Мекчеи схватил его за ворот.

— Говори толком, не то я душу вытряхну из тебя!.

А хоть бы и вытряхнул: душа его тоже была пьяна!

Мекчеи толкнул Мати к остальным гулякам и торопливо пошел в конюшню разыскивать коня.

Конюший был тоже пьян. При желании Мекчеи мог бы увести всех коней.

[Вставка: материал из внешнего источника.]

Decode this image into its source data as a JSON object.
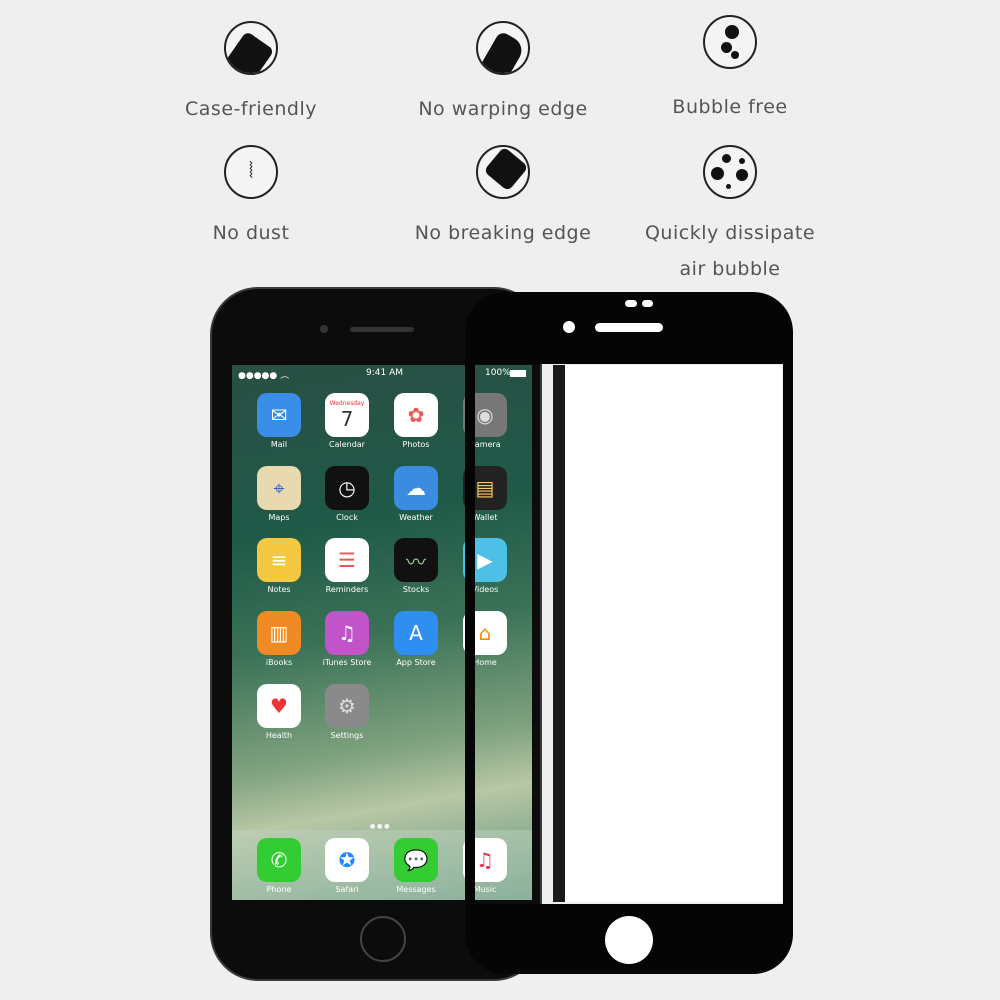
{
  "features": [
    {
      "label": "Case-friendly",
      "icon": "case-friendly-icon"
    },
    {
      "label": "No warping edge",
      "icon": "no-warping-edge-icon"
    },
    {
      "label": "Bubble free",
      "icon": "bubble-free-icon"
    },
    {
      "label": "No dust",
      "icon": "no-dust-icon"
    },
    {
      "label": "No breaking edge",
      "icon": "no-breaking-edge-icon"
    },
    {
      "label": "Quickly dissipate",
      "label2": "air bubble",
      "icon": "dissipate-bubble-icon"
    }
  ],
  "phone": {
    "time": "9:41 AM",
    "battery": "100%",
    "calendar_day": "Wednesday",
    "calendar_date": "7",
    "apps": [
      "Mail",
      "Calendar",
      "Photos",
      "Camera",
      "Maps",
      "Clock",
      "Weather",
      "Wallet",
      "Notes",
      "Reminders",
      "Stocks",
      "Videos",
      "iBooks",
      "iTunes Store",
      "App Store",
      "Home",
      "Health",
      "Settings"
    ],
    "dock": [
      "Phone",
      "Safari",
      "Messages",
      "Music"
    ]
  }
}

Он прошел по темной конюшне и громко крикнул:

— Муста!

Из одного стойла послышалось ржанье. Там уплетал овес гнедой конь Мекчеи, а рядом с ним — серая лошадка Мати. С помощью какого-то полупьяного слуги Мекчеи оседлал обеих лошадей и уехал. Никто даже не спросил его, почему он уезжает так рано, задолго до конца ужина.

Гергей уже ждал во дворе. Его оседланный конь стоял возле забора и рыл копытами землю.

Ночь была прохладная и тихая. Облака, казалось, застыли в небе. Луна, точно осколок серебряной тарелки, медленно плыла от тучи к туче, заливая землю бледным сиянием.

— Это ты, Гергей? Я приехал. Правильно я понял невесту?

— Правильно! — весело ответил Гергей. — Ночью мы бежим.

Не прошло и получаса, как перед домом скользнула проворная тень, быстро распахнула дверь и вошла.

Это была Вица.

Она сбежала в том самом мужском атласном костюме, в котором пела во дворце.

5

Адрианопольская дорога такая же пыльная, избитая, изрытая колеями, как и дендешская и дебреценская. Но если бы слезы, упавшие на эту дорогу, превратились в жемчужинки, сколько таких жемчугов было бы в мире! И называли бы их, наверно, венгерским жемчугом.

Постоялые дворы, стоящие на окраинах турецких городов, — сущие маленькие вавилоны. Приезжие разговаривают в них на всех языках мира. Понимают ли их хозяева — это уж другой вопрос. Они становятся особенно непонятливыми, когда какой-нибудь привычный к барской жизни путник требует себе комнату, постель и прочие диковинные вещи.

Постоялые дворы, или, как их называют, караван-сараи, одинаковы во всех селениях Востока. Это большие неуклюжие строения со свинцовыми крышами. Просторный двор обнесен со всех сторон каменной стеной в человеческий рост. Но стена двойная; внутренняя ограда ниже и толще. Ее можно было бы назвать лежанкой, но все же это не лежанка, а просто стена с широкой плоской верхушкой. Назвать же ее стеной опять-таки неправильно. Скорее уж это лежанка, ибо ночью путники ложатся на нее, чтобы по ним не прыгали лягушки.

Но турку такое ложе и нужно. На нем он варит ужин, к нему привязывает коня, тут же и спит; если же вместе с ним путешествуют жены и дети, а тем паче если дождь идет, он бросает на высокую наружную стену рогожу или циновку, снизу привязывает ее к кольям, вбитым в землю, — и крыша готова. Главное, что он может не разлучаться с конем. Случись ночью коню удариться башкой о голову хозяина, тот дает ему тумака, но одновременно успокаивается: конь его цел. Поворачивается на другой бок и снова засыпает. Это и есть караван-сарай. Запах сена, навоза, лука, гнилых плодов — приятный аромат для утомленного путника.